Writey stuff, also happy. Well sort of. I mean, it made me happy to have it work out. As you know Bob, I've been expanding The Cost of Silver, and that means I've been tossing plot threads out like fishing lines, unsure which ones would catch. (possibly more like grappling hooks, the sort that will pull free when you haul on them, and fall onto your foot in a slapstick fashion.)
A scene added in the fenland draining sequence brought in crook-backed Nell, who taught Griffin how to cast his spirit into a bird's body and 'ride' it, which they did together to fly over the dykes and discover something creepy and plot-relevant.
That meant Nell would be one of the witches hanged in the witch-hunt sequence, hitherto unnamed. But, I thought, what if...
What if Griffin called a bird, and 'rode' it to the gallows, and snatched Nell's spirit from her body?

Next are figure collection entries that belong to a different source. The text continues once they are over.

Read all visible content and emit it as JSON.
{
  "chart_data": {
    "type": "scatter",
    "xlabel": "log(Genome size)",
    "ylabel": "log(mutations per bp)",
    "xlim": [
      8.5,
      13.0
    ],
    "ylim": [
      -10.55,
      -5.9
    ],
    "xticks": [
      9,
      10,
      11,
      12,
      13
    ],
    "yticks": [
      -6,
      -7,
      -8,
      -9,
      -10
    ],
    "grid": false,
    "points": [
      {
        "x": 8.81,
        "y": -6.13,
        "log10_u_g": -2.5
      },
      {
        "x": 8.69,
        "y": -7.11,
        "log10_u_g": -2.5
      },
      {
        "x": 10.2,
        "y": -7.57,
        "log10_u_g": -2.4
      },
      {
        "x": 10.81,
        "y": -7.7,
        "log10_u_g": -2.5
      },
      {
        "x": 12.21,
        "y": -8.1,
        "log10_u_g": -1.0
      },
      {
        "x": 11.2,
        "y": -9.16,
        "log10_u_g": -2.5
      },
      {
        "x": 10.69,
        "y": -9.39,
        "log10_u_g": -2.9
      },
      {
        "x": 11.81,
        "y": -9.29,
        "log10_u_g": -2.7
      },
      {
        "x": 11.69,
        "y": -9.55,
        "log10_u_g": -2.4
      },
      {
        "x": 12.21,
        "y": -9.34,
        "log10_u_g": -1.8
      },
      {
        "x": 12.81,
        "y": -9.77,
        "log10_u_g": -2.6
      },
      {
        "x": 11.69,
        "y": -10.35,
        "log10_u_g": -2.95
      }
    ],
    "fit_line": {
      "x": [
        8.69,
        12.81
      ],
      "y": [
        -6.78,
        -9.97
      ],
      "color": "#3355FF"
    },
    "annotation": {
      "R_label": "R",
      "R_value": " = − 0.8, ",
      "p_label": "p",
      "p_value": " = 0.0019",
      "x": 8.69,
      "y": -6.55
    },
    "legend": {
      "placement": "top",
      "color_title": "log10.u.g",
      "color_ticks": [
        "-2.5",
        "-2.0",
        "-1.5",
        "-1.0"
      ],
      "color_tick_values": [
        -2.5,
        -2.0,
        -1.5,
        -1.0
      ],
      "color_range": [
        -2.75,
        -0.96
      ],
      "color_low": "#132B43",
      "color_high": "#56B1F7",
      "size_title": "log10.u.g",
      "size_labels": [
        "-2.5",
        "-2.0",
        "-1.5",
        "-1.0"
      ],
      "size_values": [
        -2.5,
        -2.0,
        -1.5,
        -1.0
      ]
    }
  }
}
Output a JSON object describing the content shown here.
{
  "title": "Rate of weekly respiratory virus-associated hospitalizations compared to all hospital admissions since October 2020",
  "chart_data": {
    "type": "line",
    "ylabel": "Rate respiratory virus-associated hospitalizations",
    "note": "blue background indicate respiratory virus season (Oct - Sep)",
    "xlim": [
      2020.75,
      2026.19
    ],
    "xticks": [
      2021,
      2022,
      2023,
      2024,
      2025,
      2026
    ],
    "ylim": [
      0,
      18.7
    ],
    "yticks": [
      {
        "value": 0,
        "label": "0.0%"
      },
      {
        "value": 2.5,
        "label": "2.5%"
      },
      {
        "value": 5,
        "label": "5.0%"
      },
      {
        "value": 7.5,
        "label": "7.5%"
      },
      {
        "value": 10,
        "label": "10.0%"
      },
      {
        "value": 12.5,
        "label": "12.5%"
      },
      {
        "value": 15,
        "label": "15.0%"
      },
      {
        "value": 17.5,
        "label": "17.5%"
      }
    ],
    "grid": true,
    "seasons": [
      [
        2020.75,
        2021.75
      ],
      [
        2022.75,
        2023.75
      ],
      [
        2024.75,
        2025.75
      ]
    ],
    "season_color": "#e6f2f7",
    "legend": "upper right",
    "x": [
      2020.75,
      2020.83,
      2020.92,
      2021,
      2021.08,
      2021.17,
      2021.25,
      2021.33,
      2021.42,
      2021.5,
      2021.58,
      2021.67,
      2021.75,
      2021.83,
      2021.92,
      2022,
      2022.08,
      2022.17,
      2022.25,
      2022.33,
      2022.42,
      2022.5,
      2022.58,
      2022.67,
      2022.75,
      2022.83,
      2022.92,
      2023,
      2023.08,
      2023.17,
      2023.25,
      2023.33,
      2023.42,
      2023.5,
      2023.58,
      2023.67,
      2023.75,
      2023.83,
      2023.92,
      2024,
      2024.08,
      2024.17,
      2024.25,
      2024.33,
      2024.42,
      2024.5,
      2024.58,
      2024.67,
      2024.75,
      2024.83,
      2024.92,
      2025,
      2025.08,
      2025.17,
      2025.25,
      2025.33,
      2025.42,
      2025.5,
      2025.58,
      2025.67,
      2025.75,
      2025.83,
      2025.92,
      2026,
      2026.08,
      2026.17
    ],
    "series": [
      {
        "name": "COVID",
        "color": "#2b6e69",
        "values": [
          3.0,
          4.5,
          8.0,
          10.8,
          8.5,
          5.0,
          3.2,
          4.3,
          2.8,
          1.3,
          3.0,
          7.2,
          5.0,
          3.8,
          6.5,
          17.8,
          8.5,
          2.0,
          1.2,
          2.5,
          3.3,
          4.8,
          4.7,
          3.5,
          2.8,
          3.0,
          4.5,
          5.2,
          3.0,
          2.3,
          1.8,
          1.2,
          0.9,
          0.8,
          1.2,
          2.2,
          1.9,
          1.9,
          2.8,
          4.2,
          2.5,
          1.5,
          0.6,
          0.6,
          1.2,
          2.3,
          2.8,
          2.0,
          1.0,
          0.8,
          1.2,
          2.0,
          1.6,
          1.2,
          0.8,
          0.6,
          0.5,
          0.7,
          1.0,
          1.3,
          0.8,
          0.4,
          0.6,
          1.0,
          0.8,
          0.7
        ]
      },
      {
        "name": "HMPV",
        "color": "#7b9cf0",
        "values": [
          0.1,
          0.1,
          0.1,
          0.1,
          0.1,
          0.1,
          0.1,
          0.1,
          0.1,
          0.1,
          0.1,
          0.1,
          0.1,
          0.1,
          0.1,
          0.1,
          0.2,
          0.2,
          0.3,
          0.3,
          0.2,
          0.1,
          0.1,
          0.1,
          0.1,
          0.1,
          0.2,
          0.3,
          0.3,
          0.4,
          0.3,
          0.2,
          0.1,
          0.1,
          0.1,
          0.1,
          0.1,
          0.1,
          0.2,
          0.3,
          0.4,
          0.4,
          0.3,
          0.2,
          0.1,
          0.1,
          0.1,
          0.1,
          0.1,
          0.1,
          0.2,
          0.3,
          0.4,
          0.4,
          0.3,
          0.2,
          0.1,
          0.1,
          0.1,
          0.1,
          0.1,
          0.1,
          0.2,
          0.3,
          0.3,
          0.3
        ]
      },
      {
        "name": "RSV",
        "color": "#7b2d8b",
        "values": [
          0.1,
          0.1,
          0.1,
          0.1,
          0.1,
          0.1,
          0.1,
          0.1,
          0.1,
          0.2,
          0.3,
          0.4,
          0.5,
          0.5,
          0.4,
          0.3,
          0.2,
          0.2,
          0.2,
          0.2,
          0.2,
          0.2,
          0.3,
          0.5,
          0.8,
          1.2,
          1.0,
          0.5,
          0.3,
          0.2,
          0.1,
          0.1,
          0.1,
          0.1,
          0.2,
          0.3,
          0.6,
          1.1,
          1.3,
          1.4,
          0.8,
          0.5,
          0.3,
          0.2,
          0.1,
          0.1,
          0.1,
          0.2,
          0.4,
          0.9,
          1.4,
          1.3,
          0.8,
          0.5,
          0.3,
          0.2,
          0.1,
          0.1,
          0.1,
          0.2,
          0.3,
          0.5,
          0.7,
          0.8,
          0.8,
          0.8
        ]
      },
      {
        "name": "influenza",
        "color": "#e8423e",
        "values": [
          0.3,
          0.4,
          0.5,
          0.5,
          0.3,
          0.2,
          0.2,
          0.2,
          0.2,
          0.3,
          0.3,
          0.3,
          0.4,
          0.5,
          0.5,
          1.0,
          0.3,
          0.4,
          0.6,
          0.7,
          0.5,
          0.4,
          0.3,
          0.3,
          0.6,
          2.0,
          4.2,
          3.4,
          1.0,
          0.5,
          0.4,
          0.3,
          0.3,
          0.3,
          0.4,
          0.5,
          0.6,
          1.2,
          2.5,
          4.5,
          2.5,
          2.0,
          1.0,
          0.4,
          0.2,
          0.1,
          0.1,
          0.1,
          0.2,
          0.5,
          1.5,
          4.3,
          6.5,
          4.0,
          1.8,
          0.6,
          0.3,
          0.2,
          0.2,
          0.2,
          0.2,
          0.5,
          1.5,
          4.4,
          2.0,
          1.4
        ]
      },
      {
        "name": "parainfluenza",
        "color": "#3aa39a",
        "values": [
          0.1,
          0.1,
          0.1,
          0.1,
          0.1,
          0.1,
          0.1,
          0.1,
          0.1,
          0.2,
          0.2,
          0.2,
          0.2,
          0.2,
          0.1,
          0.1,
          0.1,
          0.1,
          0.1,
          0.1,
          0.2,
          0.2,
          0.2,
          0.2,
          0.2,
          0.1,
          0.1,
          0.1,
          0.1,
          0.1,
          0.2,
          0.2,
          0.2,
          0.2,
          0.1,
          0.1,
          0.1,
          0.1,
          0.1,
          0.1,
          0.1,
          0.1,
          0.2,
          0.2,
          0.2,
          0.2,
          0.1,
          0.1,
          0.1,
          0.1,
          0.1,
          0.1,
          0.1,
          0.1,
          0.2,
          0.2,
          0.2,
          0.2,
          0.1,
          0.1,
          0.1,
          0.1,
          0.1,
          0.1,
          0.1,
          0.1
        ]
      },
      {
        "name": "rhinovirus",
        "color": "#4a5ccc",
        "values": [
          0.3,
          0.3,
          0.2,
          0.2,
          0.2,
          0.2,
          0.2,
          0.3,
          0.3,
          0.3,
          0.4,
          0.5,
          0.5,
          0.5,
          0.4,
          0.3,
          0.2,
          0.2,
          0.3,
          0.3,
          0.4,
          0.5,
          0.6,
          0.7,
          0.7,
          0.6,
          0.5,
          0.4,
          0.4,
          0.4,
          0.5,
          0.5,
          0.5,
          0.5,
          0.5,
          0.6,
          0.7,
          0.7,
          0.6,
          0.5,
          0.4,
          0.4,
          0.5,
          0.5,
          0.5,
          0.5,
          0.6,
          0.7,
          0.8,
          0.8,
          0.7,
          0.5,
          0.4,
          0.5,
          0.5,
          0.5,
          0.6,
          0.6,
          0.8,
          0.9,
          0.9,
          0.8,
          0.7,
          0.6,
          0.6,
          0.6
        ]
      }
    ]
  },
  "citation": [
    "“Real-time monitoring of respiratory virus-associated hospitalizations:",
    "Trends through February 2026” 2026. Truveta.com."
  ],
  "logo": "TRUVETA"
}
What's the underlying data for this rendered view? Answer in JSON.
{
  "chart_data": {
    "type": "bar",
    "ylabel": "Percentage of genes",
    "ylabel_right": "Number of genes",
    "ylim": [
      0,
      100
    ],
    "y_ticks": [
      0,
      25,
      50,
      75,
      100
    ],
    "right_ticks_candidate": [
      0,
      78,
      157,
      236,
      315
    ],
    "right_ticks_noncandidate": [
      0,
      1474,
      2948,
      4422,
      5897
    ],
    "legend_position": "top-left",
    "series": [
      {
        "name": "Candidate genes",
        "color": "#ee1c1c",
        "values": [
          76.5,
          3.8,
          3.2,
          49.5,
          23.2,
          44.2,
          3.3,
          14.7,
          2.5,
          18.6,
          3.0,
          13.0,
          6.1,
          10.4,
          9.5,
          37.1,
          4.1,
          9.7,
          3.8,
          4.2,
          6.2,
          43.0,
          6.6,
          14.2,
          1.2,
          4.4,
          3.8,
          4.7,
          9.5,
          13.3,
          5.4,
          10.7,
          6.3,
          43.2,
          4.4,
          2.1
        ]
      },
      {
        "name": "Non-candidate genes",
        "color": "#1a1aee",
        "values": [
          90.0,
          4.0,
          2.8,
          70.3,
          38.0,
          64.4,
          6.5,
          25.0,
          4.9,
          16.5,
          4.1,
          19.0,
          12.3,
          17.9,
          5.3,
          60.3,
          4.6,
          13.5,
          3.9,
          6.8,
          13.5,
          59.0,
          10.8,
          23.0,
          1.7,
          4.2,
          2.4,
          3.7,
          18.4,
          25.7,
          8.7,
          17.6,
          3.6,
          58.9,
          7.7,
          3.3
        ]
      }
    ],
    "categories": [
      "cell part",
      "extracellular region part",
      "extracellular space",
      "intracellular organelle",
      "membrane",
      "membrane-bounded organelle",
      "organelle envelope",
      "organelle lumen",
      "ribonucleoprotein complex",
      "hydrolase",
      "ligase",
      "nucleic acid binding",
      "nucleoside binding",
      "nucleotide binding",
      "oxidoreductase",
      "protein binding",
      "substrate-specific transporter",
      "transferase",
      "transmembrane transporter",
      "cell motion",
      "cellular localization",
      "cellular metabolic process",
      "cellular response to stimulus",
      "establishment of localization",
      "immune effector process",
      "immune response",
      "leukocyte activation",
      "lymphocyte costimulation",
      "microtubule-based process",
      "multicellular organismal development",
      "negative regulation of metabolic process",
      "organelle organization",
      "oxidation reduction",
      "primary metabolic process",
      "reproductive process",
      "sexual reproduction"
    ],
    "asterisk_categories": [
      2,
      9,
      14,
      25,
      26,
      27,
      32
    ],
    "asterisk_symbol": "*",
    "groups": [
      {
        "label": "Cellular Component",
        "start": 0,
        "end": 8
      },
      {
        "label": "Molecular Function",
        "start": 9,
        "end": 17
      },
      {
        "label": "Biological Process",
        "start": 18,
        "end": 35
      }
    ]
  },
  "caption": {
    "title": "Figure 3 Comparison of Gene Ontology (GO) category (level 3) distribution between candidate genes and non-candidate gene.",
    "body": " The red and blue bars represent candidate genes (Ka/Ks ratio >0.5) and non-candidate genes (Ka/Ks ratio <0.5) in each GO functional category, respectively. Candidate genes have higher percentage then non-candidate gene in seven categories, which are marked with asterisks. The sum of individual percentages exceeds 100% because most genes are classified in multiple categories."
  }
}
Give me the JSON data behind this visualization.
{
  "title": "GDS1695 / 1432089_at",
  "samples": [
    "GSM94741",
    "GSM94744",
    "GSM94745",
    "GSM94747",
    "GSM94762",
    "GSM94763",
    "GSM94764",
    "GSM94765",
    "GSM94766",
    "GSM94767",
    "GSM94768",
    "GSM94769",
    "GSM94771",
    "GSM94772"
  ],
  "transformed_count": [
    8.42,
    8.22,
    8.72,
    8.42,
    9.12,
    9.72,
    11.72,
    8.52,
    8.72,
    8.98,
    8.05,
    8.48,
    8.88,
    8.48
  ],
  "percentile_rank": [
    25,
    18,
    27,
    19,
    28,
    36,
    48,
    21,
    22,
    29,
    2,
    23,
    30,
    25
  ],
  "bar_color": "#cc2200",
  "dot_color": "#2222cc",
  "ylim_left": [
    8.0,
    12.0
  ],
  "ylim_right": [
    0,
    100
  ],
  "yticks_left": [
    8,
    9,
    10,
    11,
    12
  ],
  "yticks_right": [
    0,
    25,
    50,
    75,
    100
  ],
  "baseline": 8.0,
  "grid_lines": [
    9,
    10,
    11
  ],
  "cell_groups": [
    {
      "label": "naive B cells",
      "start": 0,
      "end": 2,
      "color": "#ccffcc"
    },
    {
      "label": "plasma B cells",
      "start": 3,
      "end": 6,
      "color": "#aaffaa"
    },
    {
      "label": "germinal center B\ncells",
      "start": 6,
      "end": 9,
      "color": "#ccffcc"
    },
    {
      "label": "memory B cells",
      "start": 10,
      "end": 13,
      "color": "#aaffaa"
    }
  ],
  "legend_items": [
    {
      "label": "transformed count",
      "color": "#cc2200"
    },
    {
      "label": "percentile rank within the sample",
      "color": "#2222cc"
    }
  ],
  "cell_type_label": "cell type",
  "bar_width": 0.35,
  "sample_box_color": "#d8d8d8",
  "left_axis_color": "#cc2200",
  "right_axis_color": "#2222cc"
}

Over roofs of tile and thatch, over the fallen stone of the Abbey lying like a mason's sketch beneath, the swallow's wings resolute, swift as its heart.
May be thou shalt die when thy mortal frame hangs, Griffin said, and she knew him beset more by curiosity than grief.
May be I shall turn bird and forget woman, she answered. But my end shall come winged and not choking.
She forgot her companion a while in the joy of air, riding the buffet of gust and pull of wind. A hawk cried somewhere behind and the swallow's unthinking craft dropped her low among alder, darting and fleeting between branches.
Griffin's body lay in bracken, sprawled long-legged and awkward. She fell from the air onto the broad hat that lay across his face, feet scratching and sliding before she found their workings.
I am sorry, she said within herself. I grieve for Nan and would have given myself for her an I could.
Aye. He withdrew, pulling himself from the bird as a man thrusts off a rain-soaked coat. Dost forgive me, Nell, that I leave thee bird-shaped? 'Tis a poor rescue.
Have done with regret, she said. What shall I do with wings but fly?
He loosed her and fell away into his body. The swallow-woman sprang onto an alder twig and waited for the man to stir and roll over.#Griffin lay on bracken, wearied to the marrow. He tipped his hat back to watch a swallow dip and swing in the air, higher and smaller until his eyes watered and he lost the black speck into the blue.#In Bury's market place, one of the condemned witches had fallen into so deep a swoon that she could not be made to climb the ladder and stand for the noose to be tightened about her neck.
At last the hangman lowered the rope, two men held the woman upright between them, and he fixed the noose there upon the ground. With a haul and a grunt, he dragged her up. She did not kick nor thrash, only swung neat as a bell-rope to and fro.